[UN BEBE, ENFIN] PROLOGUE

Harley Davidson.

Le Docteur Sambhu a un énorme autocollant Harley Davidson collé sur le capot de sa Nissan gris métallisé, rituellement garée sous le porche de sa clinique ayurvédique.

Harley Davidson !

Deux ailes d’aigle, flanquées de part et d’autre d’un nom ronflant de fierté, respirant l’air pur, le bitume, les rades louches et la route soixante-six… Bizarre, dans un village indien de bord de mer, où il est plutôt d’usage de pratiquer le scooter ou l’auto-rickshaw. Bizarre, cette ostentation libertaire, sur une voiture banalement fonctionnelle de médecin, courant de patient en patient à des dizaines de kilomètres à la ronde. Bizarre, la dissonance du symbole avec la moustache affable du docteur, sa quarantaine alerte, son œil malicieux mais doux, sa discrétion attentive, sa tenue bleu marine et ses sandales en plastique.

Œil sur l’autocollant. Œil sur la moustache. Que se cache-t-il derrière l’un ? Que se trame-t-il derrière l’autre ?

Dans le hall de la clinique, qui sert de plate-forme d’observation et de commérage aux résidents, une folle rumeur court : Sambhu aurait précipitamment collé cet autocollant après qu’une patiente, bouleversée par l’écoute subtile, le regard pénétrant et les conseils avisés de l’Indian Doctor, eut gravé à coups de clé « Sambhu I love you » sur la carrosserie de sa Nissan. Seul l’aigle Harley Davidson aurait eu les ailes assez larges pour masquer la déclaration ! 

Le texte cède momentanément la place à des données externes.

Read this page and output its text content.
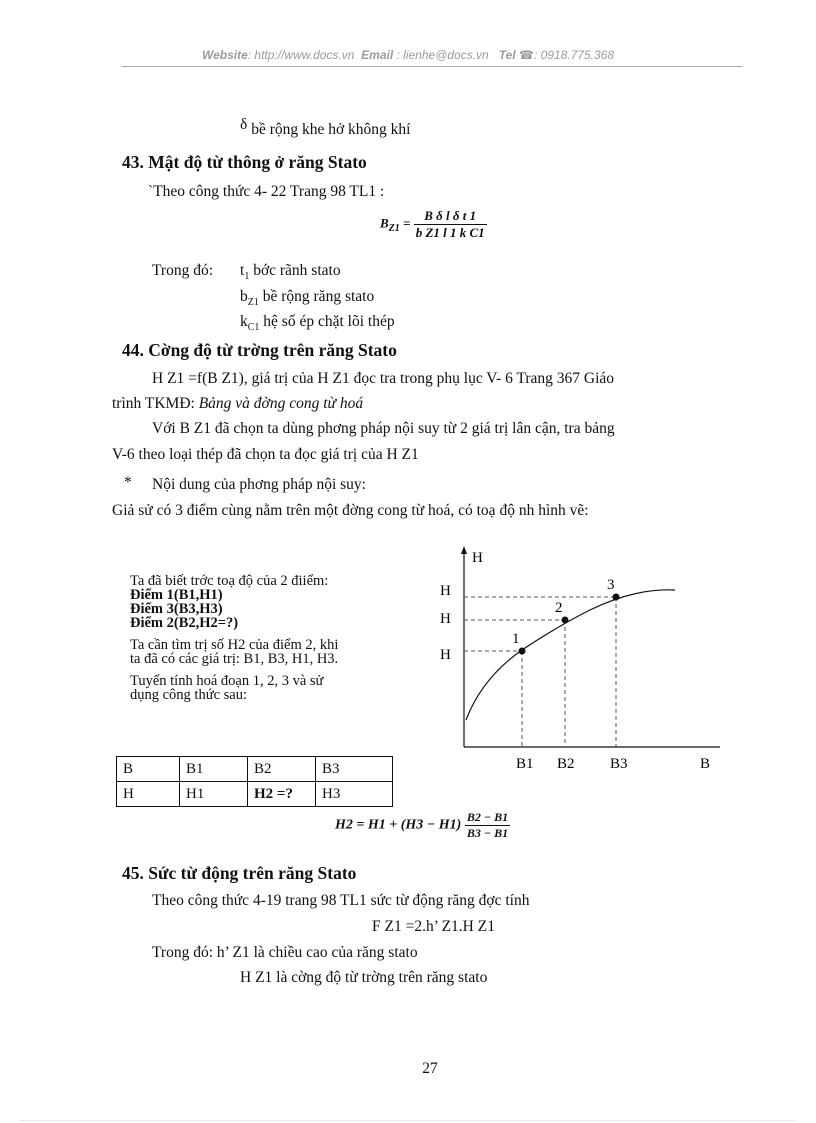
Website: http://www.docs.vn Email : lienhe@docs.vn Tel ☎: 0918.775.368
δ bề rộng khe hở không khí
43. Mật độ từ thông ở răng Stato
`Theo công thức 4- 22 Trang 98 TL1 :
$B_{Z1} = \frac{\text{B δ l δ t 1}}{\text{b Z1 l 1 k C1}}$
Trong đó: $t_1$ bớc rãnh stato
$b_{Z1}$ bề rộng răng stato
$k_{C1}$ hệ số ép chặt lõi thép
44. Cờng độ từ trờng trên răng Stato
H Z1 =f(B Z1), giá trị của H Z1 đọc tra trong phụ lục V- 6 Trang 367 Giáo
trình TKMĐ: Bảng và đờng cong từ hoá
Với B Z1 đã chọn ta dùng phơng pháp nội suy từ 2 giá trị lân cận, tra bảng
V-6 theo loại thép đã chọn ta đọc giá trị của H Z1
* Nội dung của phơng pháp nội suy:
Giả sử có 3 điểm cùng nằm trên một đờng cong từ hoá, có toạ độ nh hình vẽ:
Ta đã biết trớc toạ độ của 2 điiểm:
Điểm 1(B1,H1)
Điểm 3(B3,H3)
Điểm 2(B2,H2=?)
Ta cần tìm trị số H2 của điểm 2, khi
ta đã có các giá trị: B1, B3, H1, H3.
Tuyến tính hoá đoạn 1, 2, 3 và sử
dụng công thức sau:
H
B
1
2
3
H
H
H
B1 B2 B3
B	B1	B2	B3
H	H1	H2 =?	H3
$H2 = H1 + (H3 - H1) \frac{B2 - B1}{B3 - B1}$
45. Sức từ động trên răng Stato
Theo công thức 4-19 trang 98 TL1 sức từ động răng đợc tính
F Z1 =2.h’ Z1.H Z1
Trong đó: h’ Z1 là chiều cao của răng stato
H Z1 là cờng độ từ trờng trên răng stato
27
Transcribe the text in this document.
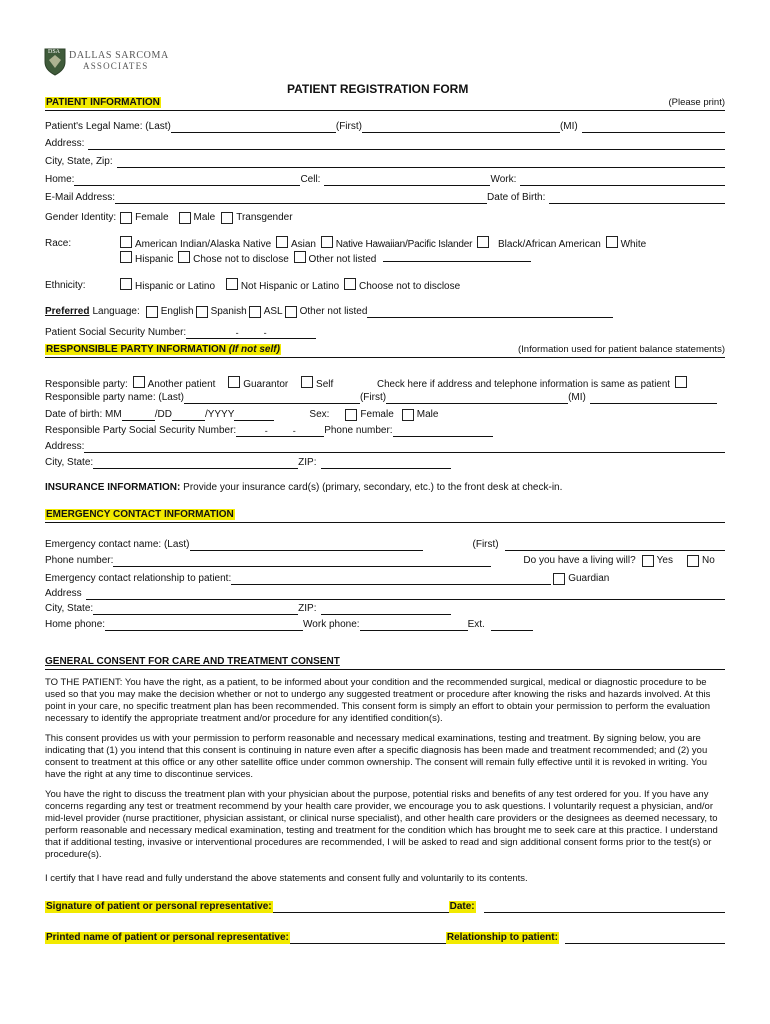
DSA DALLAS SARCOMA
ASSOCIATES
PATIENT REGISTRATION FORM
PATIENT INFORMATION	(Please print)
Patient's Legal Name: (Last)	(First)	(MI)
Address:
City, State, Zip:
Home:	Cell:	Work:
E-Mail Address:	Date of Birth:
Gender Identity: Female	Male Transgender
Race:	American Indian/Alaska Native Asian Native Hawaiian/Pacific Islander	Black/African American White
Hispanic Chose not to disclose Other not listed
Ethnicity:	Hispanic or Latino	Not Hispanic or Latino Choose not to disclose
Preferred Language: English Spanish ASL Other not listed
Patient Social Security Number:	-          -
RESPONSIBLE PARTY INFORMATION (If not self)	(Information used for patient balance statements)
Responsible party: Another patient	Guarantor	Self	Check here if address and telephone information is same as patient
Responsible party name: (Last)	(First)	(MI)
Date of birth: MM	/DD	/YYYY	Sex:	Female Male
Responsible Party Social Security Number:	-          -	Phone number:
Address:
City, State:	ZIP:
INSURANCE INFORMATION: Provide your insurance card(s) (primary, secondary, etc.) to the front desk at check-in.
EMERGENCY CONTACT INFORMATION
Emergency contact name: (Last)	(First)
Phone number:	Do you have a living will? Yes	No
Emergency contact relationship to patient:	Guardian
Address
City, State:	ZIP:
Home phone:	Work phone:	Ext.
GENERAL CONSENT FOR CARE AND TREATMENT CONSENT
TO THE PATIENT: You have the right, as a patient, to be informed about your condition and the recommended surgical, medical or diagnostic procedure to be used so that you may make the decision whether or not to undergo any suggested treatment or procedure after knowing the risks and hazards involved. At this point in your care, no specific treatment plan has been recommended. This consent form is simply an effort to obtain your permission to perform the evaluation necessary to identify the appropriate treatment and/or procedure for any identified condition(s).
This consent provides us with your permission to perform reasonable and necessary medical examinations, testing and treatment. By signing below, you are indicating that (1) you intend that this consent is continuing in nature even after a specific diagnosis has been made and treatment recommended; and (2) you consent to treatment at this office or any other satellite office under common ownership. The consent will remain fully effective until it is revoked in writing. You have the right at any time to discontinue services.
You have the right to discuss the treatment plan with your physician about the purpose, potential risks and benefits of any test ordered for you. If you have any concerns regarding any test or treatment recommend by your health care provider, we encourage you to ask questions. I voluntarily request a physician, and/or mid-level provider (nurse practitioner, physician assistant, or clinical nurse specialist), and other health care providers or the designees as deemed necessary, to perform reasonable and necessary medical examination, testing and treatment for the condition which has brought me to seek care at this practice. I understand that if additional testing, invasive or interventional procedures are recommended, I will be asked to read and sign additional consent forms prior to the test(s) or procedure(s).
I certify that I have read and fully understand the above statements and consent fully and voluntarily to its contents.
Signature of patient or personal representative:	Date:
Printed name of patient or personal representative:	Relationship to patient:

La rumeur fait sourire. Est-elle vraie ? Vraie de vraie ?

Au centre ayurvédique, je fais partie des habitués. Combien de fois ai-je atterri à Trivandrum, le nez de l’avion plongeant droit sur les palmiers ? Combien de fois ai-je montré mon visa au moustachu de service – car oui, au Kerala, la moustache est un attribut social ? Combien de fois me suis-je laissée estomaquer par la chaleur moite de ce bout de tropique, perdu à la pointe sud de l’Inde, et ai-je parcouru les quelques kilomètres séparant l’aéroport international du village de Kovalam, habitée par le sentiment d’entrer en pèlerinage vers le cœur de mon âme ?   

La rumeur n’est peut-être pas fondée, mais elle a tout pour l’être. Moustachu, père de famille, vêtu de bleu marine et de sandales en plastique, Sambhu fait tomber les cœurs. Et je l’avoue, moi aussi, j’en pince un peu pour lui. Et pour cause : il est l’un des pères de mon fils. De la manière la plus dingue, la plus magique, et surtout la plus chaste qui soit.